That’s why a recent interview with controversial food history professor Alberto Grandi has caused such a stir. Grandi, who has been questioning the authenticity of Made in Italy staples like carbonara, Parmesan and even pizza for years, told the Financial Times that Italians’ obsession with their cuisine stems from an insecurity.
“When a community finds itself deprived of its sense of identity, because of whatever historical shock or fracture with its past, it invents traditions to act as founding myths,” he said, implying that the cult of food so many Italians subscribe to is built on false traditions.
“Italian cuisine really is more American than it is Italian,” he added, which is hard to swallow for Italians who often mock America’s fast-food culture.

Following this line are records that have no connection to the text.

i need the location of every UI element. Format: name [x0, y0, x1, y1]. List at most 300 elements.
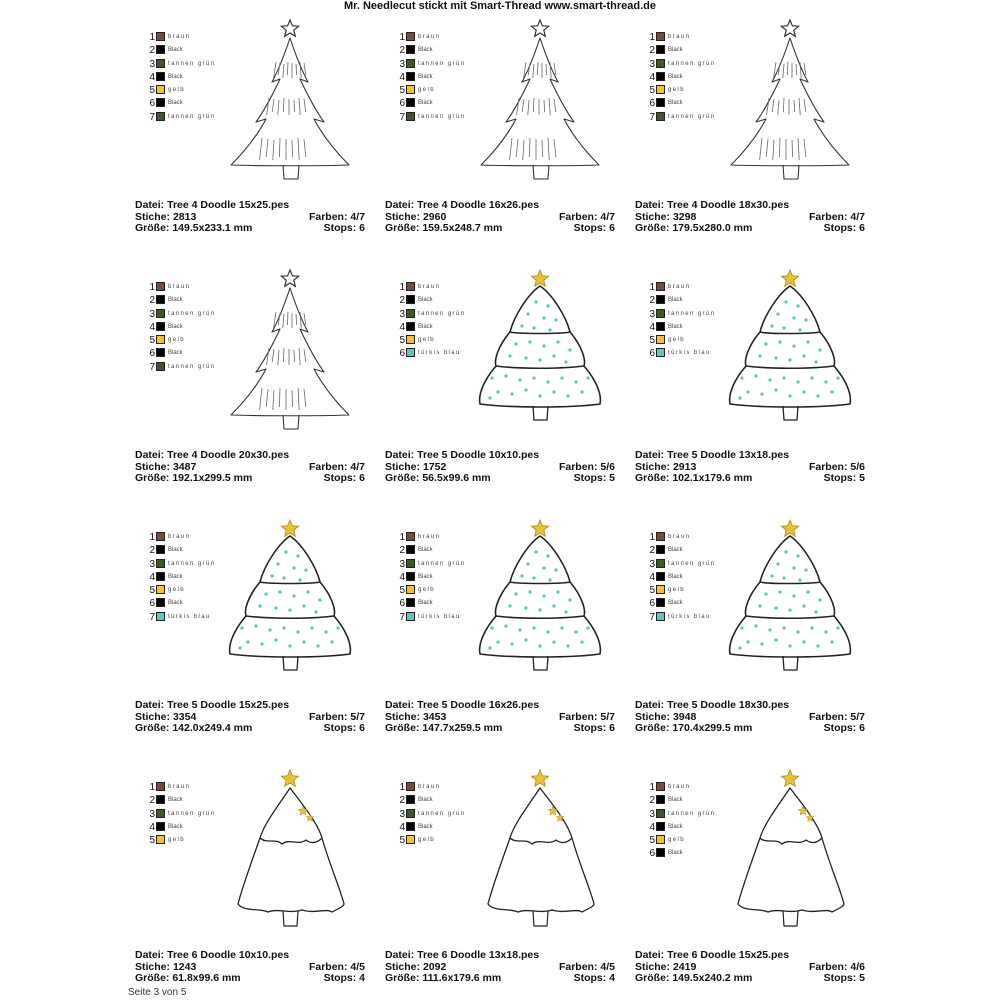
file-label: Datei:: [135, 699, 165, 711]
thread-color-swatch: [406, 532, 415, 541]
thread-color-swatch: [656, 295, 665, 304]
design-card: [635, 16, 875, 234]
design-size: 170.4x299.5 mm: [672, 722, 753, 734]
color-count: 4/7: [600, 210, 615, 223]
thread-color-name: tannen grün: [168, 113, 216, 120]
thread-color-number: 6: [399, 98, 405, 110]
color-count: 4/7: [350, 210, 365, 223]
stops-line: [824, 723, 865, 735]
design-size: 192.1x299.5 mm: [172, 472, 253, 484]
stops-label: Stops:: [573, 722, 607, 734]
thread-color-name: Black: [168, 823, 183, 830]
file-label: Datei:: [385, 449, 415, 461]
thread-color-swatch: [156, 572, 165, 581]
size-line: [385, 973, 501, 985]
thread-color-swatch: [656, 795, 665, 804]
colors-label: Farben:: [808, 710, 848, 723]
stops-label: Stops:: [323, 472, 357, 484]
tree-outline: [230, 536, 351, 657]
thread-color-swatch: [406, 835, 415, 844]
colors-label: Farben:: [558, 210, 598, 223]
stops-line: [324, 723, 365, 735]
stitch-count: 2419: [672, 960, 697, 973]
design-card: [385, 16, 625, 234]
thread-color-name: braun: [668, 784, 691, 790]
thread-color-number: 4: [149, 821, 155, 833]
size-line: [135, 973, 241, 985]
thread-color-name: tannen grün: [168, 810, 216, 817]
tree-design-preview: [220, 516, 360, 692]
size-line: [385, 473, 491, 485]
stops-line: [324, 223, 365, 235]
thread-color-name: gelb: [168, 837, 185, 844]
design-size: 56.5x99.6 mm: [422, 472, 491, 484]
color-count: 4/7: [850, 210, 865, 223]
size-line: [385, 723, 502, 735]
thread-color-number: 5: [649, 835, 655, 847]
colors-label: Farben:: [808, 460, 848, 473]
thread-color-swatch: [156, 72, 165, 81]
design-size: 179.5x280.0 mm: [672, 222, 753, 234]
thread-color-swatch: [406, 335, 415, 344]
stop-count: 6: [609, 722, 615, 734]
thread-color-swatch: [406, 322, 415, 331]
thread-color-name: tannen grün: [668, 60, 716, 67]
size-label: Größe:: [135, 472, 170, 484]
size-label: Größe:: [385, 472, 420, 484]
thread-color-number: 6: [149, 348, 155, 360]
color-count: 5/6: [600, 460, 615, 473]
ornament-dots: [738, 550, 839, 649]
design-card: [135, 16, 375, 234]
thread-color-name: gelb: [668, 337, 685, 344]
thread-color-swatch: [156, 795, 165, 804]
colors-label: Farben:: [308, 710, 348, 723]
thread-color-number: 3: [649, 308, 655, 320]
tree-outline: [730, 536, 851, 657]
stitches-label: Stiche:: [135, 460, 171, 473]
thread-color-swatch: [406, 45, 415, 54]
stop-count: 6: [859, 722, 865, 734]
design-card: [135, 766, 375, 984]
thread-color-name: Black: [668, 547, 683, 554]
thread-color-number: 6: [149, 598, 155, 610]
stop-count: 4: [609, 972, 615, 984]
thread-color-name: Black: [168, 547, 183, 554]
thread-color-number: 5: [399, 585, 405, 597]
stitch-count: 2960: [422, 210, 447, 223]
thread-color-swatch: [406, 572, 415, 581]
colors-label: Farben:: [808, 210, 848, 223]
size-line: [635, 473, 752, 485]
thread-color-number: 2: [649, 795, 655, 807]
thread-color-name: Black: [668, 73, 683, 80]
file-label: Datei:: [385, 949, 415, 961]
star-outline: [781, 20, 798, 36]
star-outline: [281, 20, 298, 36]
trunk: [783, 656, 798, 670]
color-count: 4/5: [600, 960, 615, 973]
thread-color-name: gelb: [418, 837, 435, 844]
needle-strokes: [260, 62, 306, 160]
trunk: [533, 656, 548, 670]
tree-design-preview: [220, 766, 360, 942]
stops-label: Stops:: [823, 472, 857, 484]
stop-count: 5: [859, 972, 865, 984]
thread-color-number: 1: [649, 282, 655, 293]
tree-outline: [238, 788, 344, 912]
stops-label: Stops:: [823, 222, 857, 234]
thread-color-name: Black: [418, 100, 433, 107]
stops-line: [574, 223, 615, 235]
thread-color-name: gelb: [168, 87, 185, 94]
trunk: [783, 406, 798, 420]
thread-color-name: Black: [168, 297, 183, 304]
tree-design-preview: [720, 16, 860, 192]
stitches-label: Stiche:: [385, 710, 421, 723]
thread-color-name: Black: [168, 73, 183, 80]
thread-color-number: 5: [149, 585, 155, 597]
thread-color-number: 1: [649, 532, 655, 543]
size-label: Größe:: [635, 472, 670, 484]
needle-strokes: [510, 62, 556, 160]
thread-color-name: türkis blau: [668, 613, 711, 620]
thread-color-swatch: [656, 545, 665, 554]
thread-color-name: tannen grün: [668, 113, 716, 120]
color-count: 4/6: [850, 960, 865, 973]
file-label: Datei:: [385, 699, 415, 711]
colors-label: Farben:: [808, 960, 848, 973]
thread-color-swatch: [656, 612, 665, 621]
thread-color-swatch: [156, 335, 165, 344]
star-outline: [531, 20, 548, 36]
stops-label: Stops:: [323, 972, 357, 984]
thread-color-number: 5: [399, 85, 405, 97]
thread-color-swatch: [656, 59, 665, 68]
tree-outline: [738, 788, 844, 912]
size-label: Größe:: [135, 222, 170, 234]
thread-color-number: 7: [649, 111, 655, 123]
file-name: Tree 4 Doodle 16x26.pes: [417, 199, 540, 211]
stop-count: 5: [609, 472, 615, 484]
thread-color-swatch: [656, 45, 665, 54]
design-card: [635, 516, 875, 734]
file-name: Tree 4 Doodle 18x30.pes: [667, 199, 790, 211]
file-name: Tree 6 Doodle 15x25.pes: [667, 949, 790, 961]
ornament-dots: [488, 550, 589, 649]
thread-color-swatch: [406, 85, 415, 94]
thread-color-swatch: [656, 322, 665, 331]
colors-label: Farben:: [308, 460, 348, 473]
thread-color-name: Black: [418, 823, 433, 830]
size-label: Größe:: [385, 972, 420, 984]
design-card: [135, 516, 375, 734]
design-card: [385, 766, 625, 984]
file-label: Datei:: [135, 199, 165, 211]
thread-color-name: gelb: [668, 587, 685, 594]
file-label: Datei:: [635, 699, 665, 711]
thread-color-swatch: [406, 795, 415, 804]
file-name: Tree 5 Doodle 16x26.pes: [417, 699, 540, 711]
trunk: [283, 911, 298, 926]
thread-color-number: 4: [399, 71, 405, 83]
thread-color-name: gelb: [168, 337, 185, 344]
size-line: [135, 223, 252, 235]
tree-outline: [730, 286, 851, 407]
thread-color-swatch: [406, 585, 415, 594]
thread-color-swatch: [656, 348, 665, 357]
tree-design-preview: [470, 16, 610, 192]
thread-color-swatch: [156, 809, 165, 818]
thread-color-number: 6: [399, 348, 405, 360]
star-filled: [281, 770, 298, 786]
thread-color-number: 3: [149, 808, 155, 820]
thread-color-number: 6: [649, 598, 655, 610]
thread-color-name: gelb: [418, 87, 435, 94]
color-count: 5/6: [850, 460, 865, 473]
thread-color-name: tannen grün: [418, 310, 466, 317]
thread-color-name: Black: [418, 47, 433, 54]
ornament-dots: [488, 300, 589, 399]
file-label: Datei:: [385, 199, 415, 211]
stitches-label: Stiche:: [135, 710, 171, 723]
thread-color-number: 1: [649, 32, 655, 43]
stops-label: Stops:: [323, 222, 357, 234]
thread-color-swatch: [156, 598, 165, 607]
stitches-label: Stiche:: [135, 960, 171, 973]
thread-color-number: 5: [649, 85, 655, 97]
thread-color-name: braun: [168, 534, 191, 540]
thread-color-swatch: [156, 322, 165, 331]
thread-color-name: tannen grün: [668, 310, 716, 317]
thread-color-name: türkis blau: [418, 350, 461, 357]
trunk: [283, 415, 299, 429]
thread-color-swatch: [156, 98, 165, 107]
thread-color-swatch: [656, 335, 665, 344]
thread-color-number: 2: [399, 545, 405, 557]
thread-color-name: Black: [668, 297, 683, 304]
thread-color-number: 2: [649, 295, 655, 307]
thread-color-name: tannen grün: [168, 363, 216, 370]
stitch-count: 3487: [172, 460, 197, 473]
thread-color-name: Black: [418, 297, 433, 304]
thread-color-swatch: [156, 545, 165, 554]
file-name: Tree 5 Doodle 13x18.pes: [667, 449, 790, 461]
thread-color-number: 5: [649, 585, 655, 597]
tree-design-preview: [220, 266, 360, 442]
size-label: Größe:: [135, 722, 170, 734]
design-size: 142.0x249.4 mm: [172, 722, 253, 734]
thread-color-name: braun: [418, 534, 441, 540]
stitch-count: 2813: [172, 210, 197, 223]
thread-color-number: 3: [649, 558, 655, 570]
stitch-count: 2913: [672, 460, 697, 473]
star-filled: [781, 520, 798, 536]
thread-color-number: 6: [649, 98, 655, 110]
design-size: 61.8x99.6 mm: [172, 972, 241, 984]
star-filled: [781, 770, 798, 786]
thread-color-number: 7: [649, 611, 655, 623]
thread-color-name: tannen grün: [418, 560, 466, 567]
thread-color-number: 1: [399, 532, 405, 543]
thread-color-number: 4: [649, 321, 655, 333]
thread-color-name: Black: [168, 797, 183, 804]
stop-count: 6: [609, 222, 615, 234]
stops-label: Stops:: [573, 472, 607, 484]
thread-color-name: Black: [668, 100, 683, 107]
thread-color-number: 6: [399, 598, 405, 610]
size-line: [135, 473, 252, 485]
stops-line: [824, 973, 865, 985]
thread-color-swatch: [656, 598, 665, 607]
color-count: 5/7: [850, 710, 865, 723]
thread-color-swatch: [156, 85, 165, 94]
thread-color-name: Black: [668, 323, 683, 330]
tree-outline: [488, 788, 594, 912]
thread-color-name: Black: [668, 47, 683, 54]
size-line: [635, 723, 752, 735]
thread-color-swatch: [156, 612, 165, 621]
thread-color-number: 2: [649, 545, 655, 557]
thread-color-name: Black: [668, 823, 683, 830]
tree-outline: [231, 288, 349, 416]
thread-color-number: 1: [649, 782, 655, 793]
stops-label: Stops:: [323, 722, 357, 734]
stitch-count: 3298: [672, 210, 697, 223]
thread-color-number: 7: [149, 361, 155, 373]
thread-color-swatch: [406, 282, 415, 291]
stop-count: 6: [359, 222, 365, 234]
thread-color-number: 2: [649, 45, 655, 57]
stitches-label: Stiche:: [635, 960, 671, 973]
stops-line: [574, 973, 615, 985]
trunk: [533, 911, 548, 926]
stitch-count: 1243: [172, 960, 197, 973]
thread-color-swatch: [656, 585, 665, 594]
thread-color-name: türkis blau: [418, 613, 461, 620]
thread-color-number: 1: [149, 532, 155, 543]
thread-color-name: tannen grün: [418, 60, 466, 67]
thread-color-number: 7: [149, 111, 155, 123]
thread-color-name: gelb: [418, 337, 435, 344]
thread-color-name: tannen grün: [668, 810, 716, 817]
size-label: Größe:: [635, 722, 670, 734]
color-count: 4/5: [350, 960, 365, 973]
thread-color-number: 2: [399, 795, 405, 807]
thread-color-number: 1: [399, 282, 405, 293]
thread-color-swatch: [156, 822, 165, 831]
thread-color-number: 3: [649, 58, 655, 70]
stops-line: [824, 223, 865, 235]
stop-count: 5: [859, 472, 865, 484]
thread-color-swatch: [406, 545, 415, 554]
ornament-dots: [738, 300, 839, 399]
thread-color-number: 2: [399, 295, 405, 307]
thread-color-swatch: [156, 282, 165, 291]
stop-count: 6: [859, 222, 865, 234]
color-count: 5/7: [600, 710, 615, 723]
thread-color-name: Black: [418, 797, 433, 804]
tree-design-preview: [470, 266, 610, 442]
thread-color-swatch: [406, 612, 415, 621]
thread-color-swatch: [656, 32, 665, 41]
trunk: [533, 165, 549, 179]
thread-color-number: 4: [399, 571, 405, 583]
stitch-count: 3948: [672, 710, 697, 723]
stops-label: Stops:: [573, 222, 607, 234]
thread-color-name: türkis blau: [168, 613, 211, 620]
thread-color-swatch: [156, 362, 165, 371]
size-label: Größe:: [635, 222, 670, 234]
star-outline: [281, 270, 298, 286]
thread-color-number: 7: [399, 111, 405, 123]
thread-color-name: Black: [668, 573, 683, 580]
small-star: [298, 806, 308, 815]
thread-color-swatch: [156, 348, 165, 357]
thread-color-name: tannen grün: [168, 310, 216, 317]
thread-color-swatch: [656, 572, 665, 581]
thread-color-swatch: [656, 809, 665, 818]
thread-color-name: türkis blau: [668, 350, 711, 357]
file-name: Tree 4 Doodle 20x30.pes: [167, 449, 290, 461]
thread-color-number: 6: [649, 848, 655, 860]
thread-color-name: Black: [168, 323, 183, 330]
stops-line: [324, 473, 365, 485]
design-size: 102.1x179.6 mm: [672, 472, 753, 484]
stitch-count: 3453: [422, 710, 447, 723]
stitches-label: Stiche:: [385, 210, 421, 223]
thread-color-swatch: [656, 848, 665, 857]
thread-color-swatch: [156, 309, 165, 318]
trunk: [783, 165, 799, 179]
stops-label: Stops:: [823, 722, 857, 734]
file-label: Datei:: [635, 449, 665, 461]
thread-color-swatch: [656, 72, 665, 81]
thread-color-number: 4: [649, 71, 655, 83]
file-name: Tree 5 Doodle 18x30.pes: [667, 699, 790, 711]
stitches-label: Stiche:: [385, 960, 421, 973]
thread-color-swatch: [656, 822, 665, 831]
tree-outline: [480, 536, 601, 657]
stops-line: [824, 473, 865, 485]
thread-color-swatch: [406, 782, 415, 791]
thread-color-name: Black: [418, 547, 433, 554]
thread-color-number: 3: [149, 58, 155, 70]
size-line: [635, 223, 752, 235]
design-size: 149.5x233.1 mm: [172, 222, 253, 234]
thread-color-swatch: [656, 282, 665, 291]
design-card: [385, 516, 625, 734]
small-star: [798, 806, 808, 815]
thread-color-swatch: [406, 59, 415, 68]
thread-color-name: braun: [668, 34, 691, 40]
stitch-count: 2092: [422, 960, 447, 973]
thread-color-swatch: [656, 98, 665, 107]
trunk: [283, 656, 298, 670]
thread-color-name: gelb: [168, 587, 185, 594]
size-label: Größe:: [135, 972, 170, 984]
thread-color-name: Black: [168, 600, 183, 607]
stops-label: Stops:: [573, 972, 607, 984]
colors-label: Farben:: [308, 210, 348, 223]
thread-color-swatch: [156, 835, 165, 844]
tree-outline: [731, 38, 849, 166]
thread-color-swatch: [656, 559, 665, 568]
thread-color-name: braun: [168, 34, 191, 40]
thread-color-number: 3: [399, 58, 405, 70]
stop-count: 4: [359, 972, 365, 984]
thread-color-number: 5: [399, 335, 405, 347]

Questioning the authenticity of the richness of Italy’s cuisine has left a bad taste in the mouth of the Italian government, and with good reason.
The same day Grandi’s article rocked the kitchens of Italy’s greatest chefs, Italy’s ministers of Culture and Agriculture officially entered Italian cuisine into candidacy for UNESCO World Heritage Site status, which will be decided in December 2025.
The government has also said they will appoint a sort of czar of cuisine to help Italian restaurants and food producers stay in line with the standards and traditions of the country’s culinary history.
‘Mosaic of traditions’
Culture Minister Gennaro Sangiuliano and Agriculture Minister Francesco Lollobrigida announced the UNESCO candidacy, based on a “combination of social practices, rituals and gestures based on the many local flavors that, without hierarchy, identify it,” at a press conference on March 23.
The ministries also applied to have Italian cuisine recognized for the 2023 UNESCO Representative List of Intangible Cultural Heritage of Humanity. “We have two years ahead of us in which we will have to promote our food in Italy and in the world, we hope it will see collective participation” Gianmarco Mazzi, undersecretary of the Ministry of Culture said.
The group presented a dossier written by Pier Luigi Petrillo, a professor at Rome Luiss University, who wrote about the “mosaic of traditions” that, he says, “reflects the country’s biocultural diversity and is based on the common denominator of conceiving the moment of preparation and consumption of the meal as an occasion for sharing and talking.”
The only problem is that Grandi’s now viral theories on Italian food—including that the classic Roman pasta dish carbonara is actually an American invention, and that real Italian Parmesan has shifted so far from tradition that you can only find anything close to what it is supposed to be in the US state of Wisconsin—undercut the nomination.
Grandi told La Repubblica news outlet that there is “a lot of bullsh*t” in the UNESCO application dossier and that he actually fears that Italy may win the coveted designation for its food.
“What happens if we get it? Those who love it will continue to love it and those who don’t like it will continue to dislike it,” he said.